再生可能エネルギーを使って生成する水素の利用、二酸化炭素の回収、電子機器のエネルギー消費の大幅削減など、すでに有望視されている研究や技術革新は大きな潜在力を秘めている。

税制の優遇措置と懲罰的な規制を巧みに組み合わせることによって、官民の投資ファンド、銀行、企業を呼びこまなければならない。

 

(7)「適切な税制と賢明な行動、国際的な政治決断で人々の行動を変化させよう」

供給側には強い政治行動が求められる。この際に社会は短期的な利益だけが行動指針ではないことを理解する必要がある。そのためには「適切な測定指標」を設けなければならない。

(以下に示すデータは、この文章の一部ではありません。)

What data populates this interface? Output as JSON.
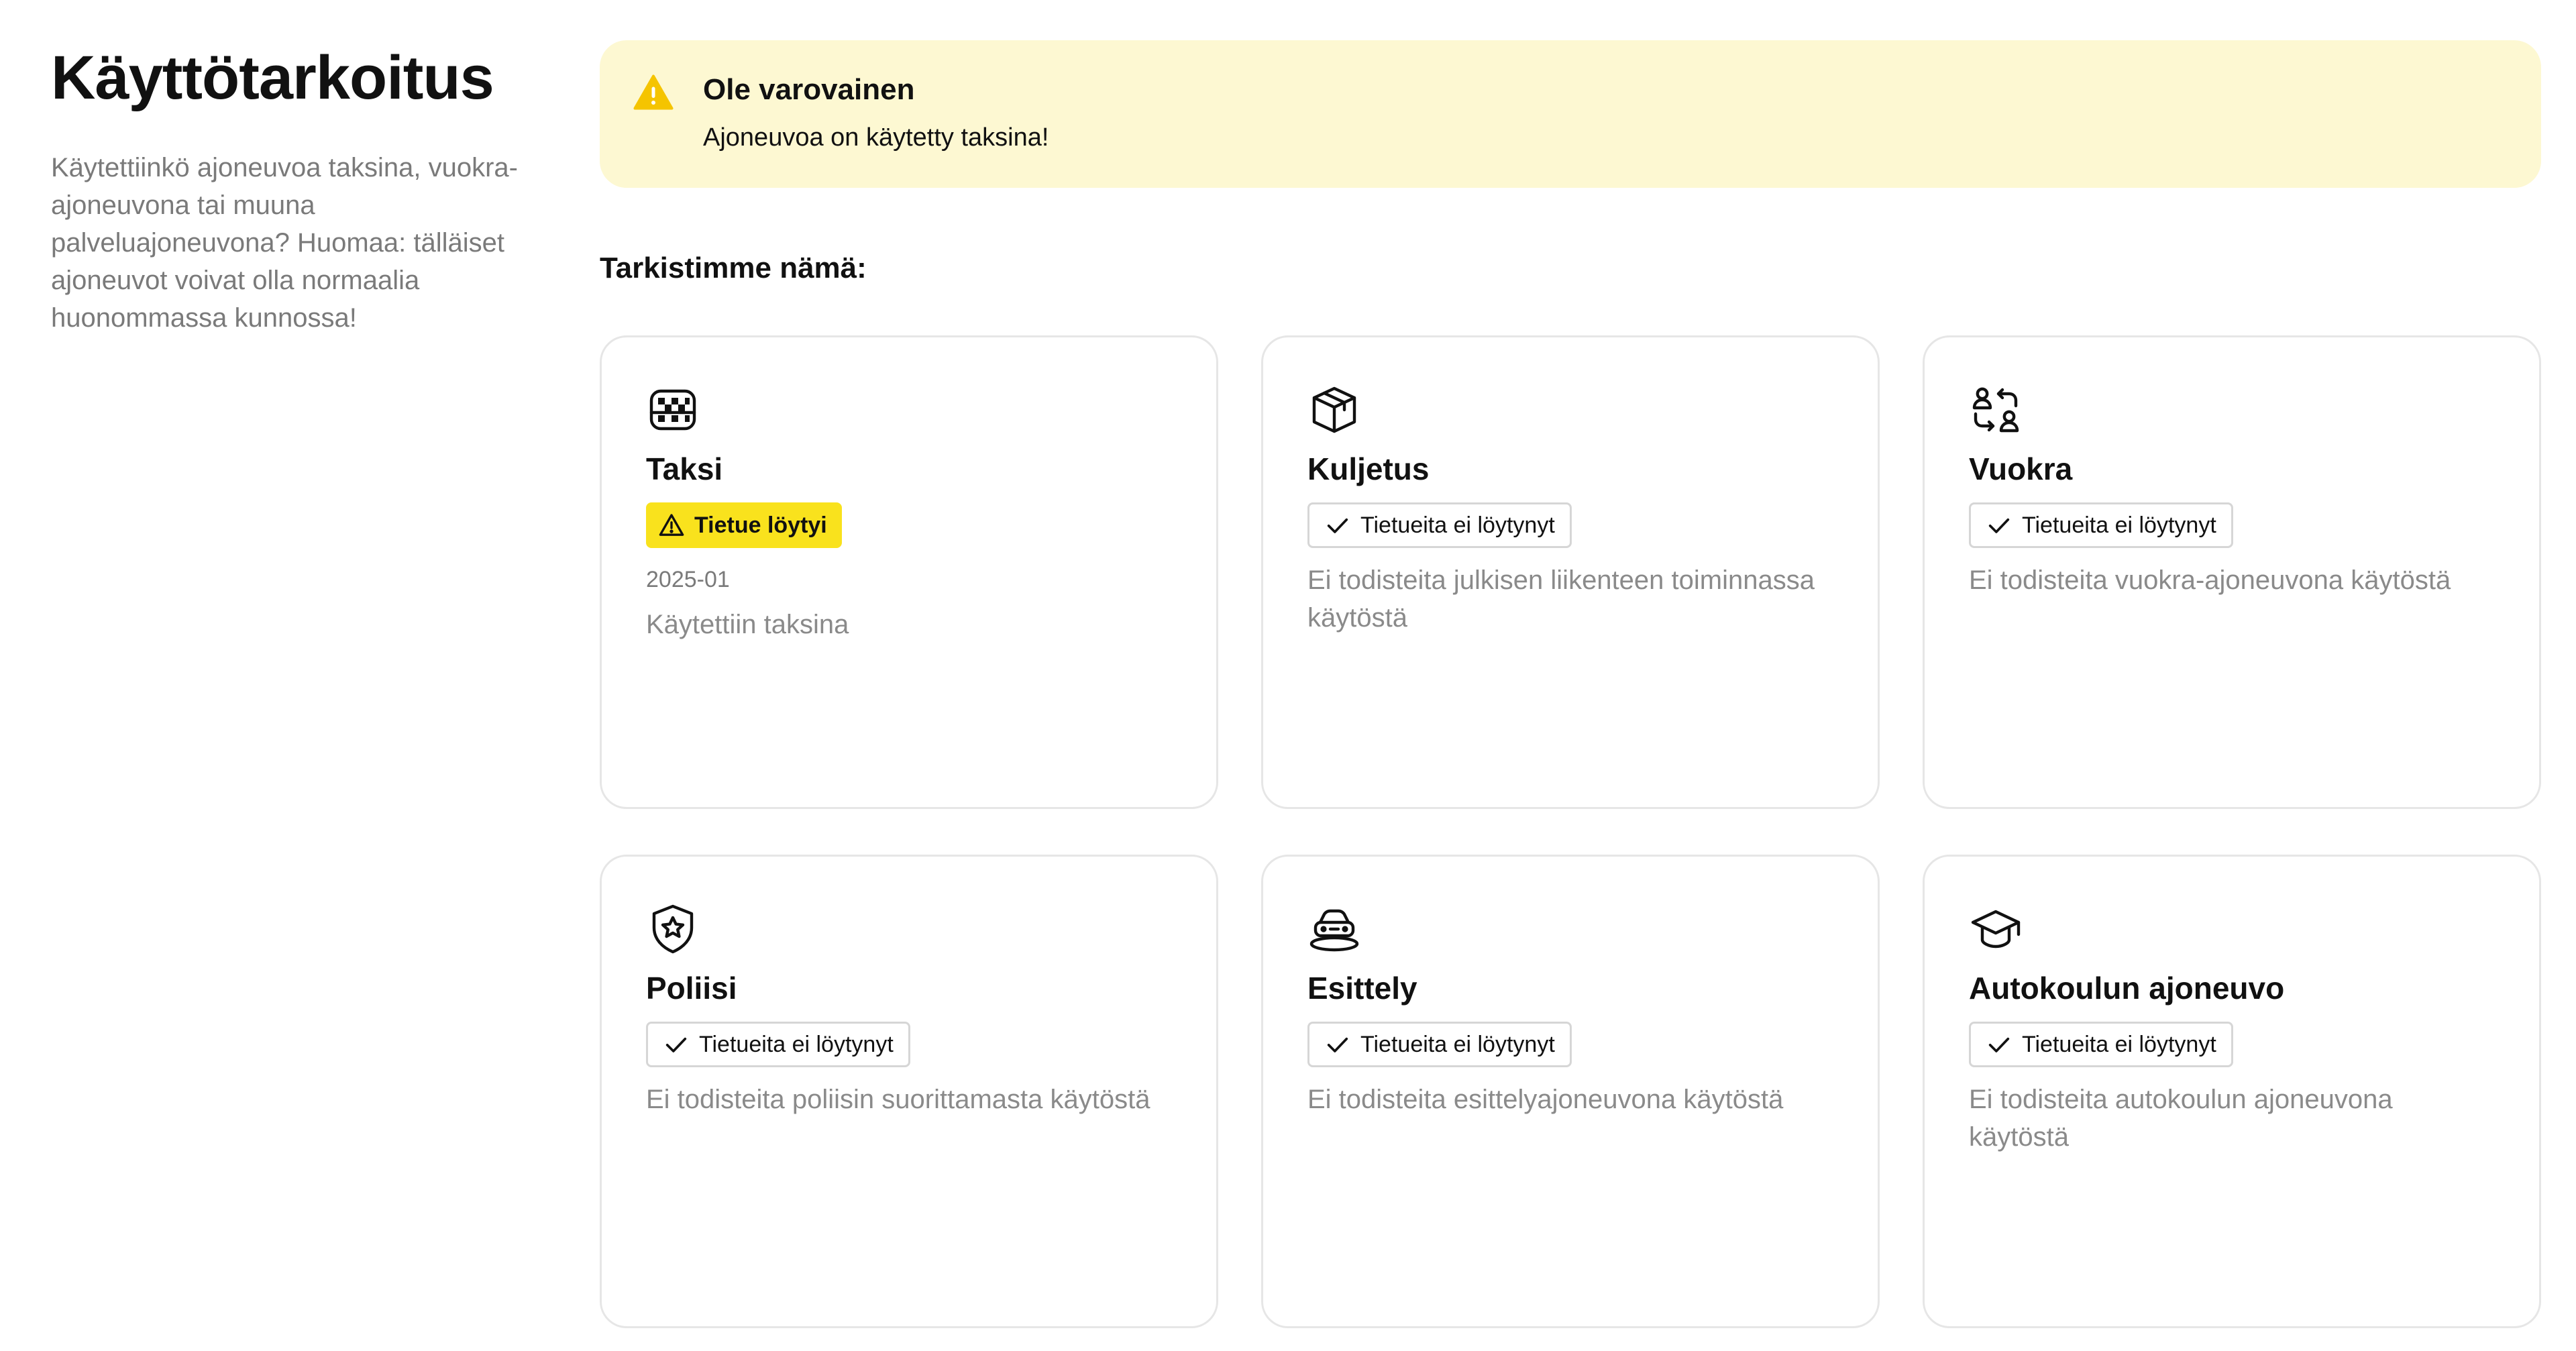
{
  "sidebar": {
    "title": "Käyttötarkoitus",
    "description": "Käytettiinkö ajoneuvoa taksina, vuokra-ajoneuvona tai muuna palveluajoneuvona? Huomaa: tälläiset ajoneuvot voivat olla normaalia huonommassa kunnossa!"
  },
  "alert": {
    "icon": "warning-triangle-icon",
    "title": "Ole varovainen",
    "message": "Ajoneuvoa on käytetty taksina!",
    "background_color": "#fdf8d2",
    "icon_color": "#f5c400"
  },
  "checks": {
    "heading": "Tarkistimme nämä:",
    "cards": [
      {
        "icon": "taxi-icon",
        "title": "Taksi",
        "badge": "Tietue löytyi",
        "status": "found",
        "date": "2025-01",
        "description": "Käytettiin taksina"
      },
      {
        "icon": "package-box-icon",
        "title": "Kuljetus",
        "badge": "Tietueita ei löytynyt",
        "status": "not-found",
        "description": "Ei todisteita julkisen liikenteen toiminnassa käytöstä"
      },
      {
        "icon": "user-swap-icon",
        "title": "Vuokra",
        "badge": "Tietueita ei löytynyt",
        "status": "not-found",
        "description": "Ei todisteita vuokra-ajoneuvona käytöstä"
      },
      {
        "icon": "police-badge-icon",
        "title": "Poliisi",
        "badge": "Tietueita ei löytynyt",
        "status": "not-found",
        "description": "Ei todisteita poliisin suorittamasta käytöstä"
      },
      {
        "icon": "showcase-car-icon",
        "title": "Esittely",
        "badge": "Tietueita ei löytynyt",
        "status": "not-found",
        "description": "Ei todisteita esittelyajoneuvona käytöstä"
      },
      {
        "icon": "graduation-cap-icon",
        "title": "Autokoulun ajoneuvo",
        "badge": "Tietueita ei löytynyt",
        "status": "not-found",
        "description": "Ei todisteita autokoulun ajoneuvona käytöstä"
      }
    ]
  },
  "colors": {
    "warning_badge": "#f9e21d",
    "card_border": "#e6e6e6",
    "muted_text": "#7a7a7a"
  }
}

先進国と途上国の双方において同じ時期に需要のあり方を変えることもできるだろう。消費者の一人ひとりが目先の満足だけを重視する「エゴノミー」から脱却するのだ。将来世代に資する消費へと移行する環境の整備が大切だ。

「まだ使用できるのになぜ捨てるのか」「レンタルできるものをなぜ購入するのか」。もっともな疑問の解消には適切な税制と賢明な行動、国際的な政治決断が欠かせない。窮地から抜け出すには問題の緊急性と深刻性に基づく人々の行動の変化が重要だ。

 

(8)「将来世代の幸せへの関与が自分たちの幸せにつながり持続的な経済成長を取り戻せる」

将来世代の幸せに関心を抱くことが自分たちの幸せにつながると全員が納得すれば、より良い国際社会が誕生するだろう。

これが公害を伴わない持続的な経済成長を取り戻し、世界の債務を削減して調和のとれた社会をつくる。

 

(9)「道筋を主導すべき国連、G7、G20などの前途は多難」

だが道筋を主導すべき国連、主要7カ国(G7)、20カ国・地域(G20)などの前途は多難である。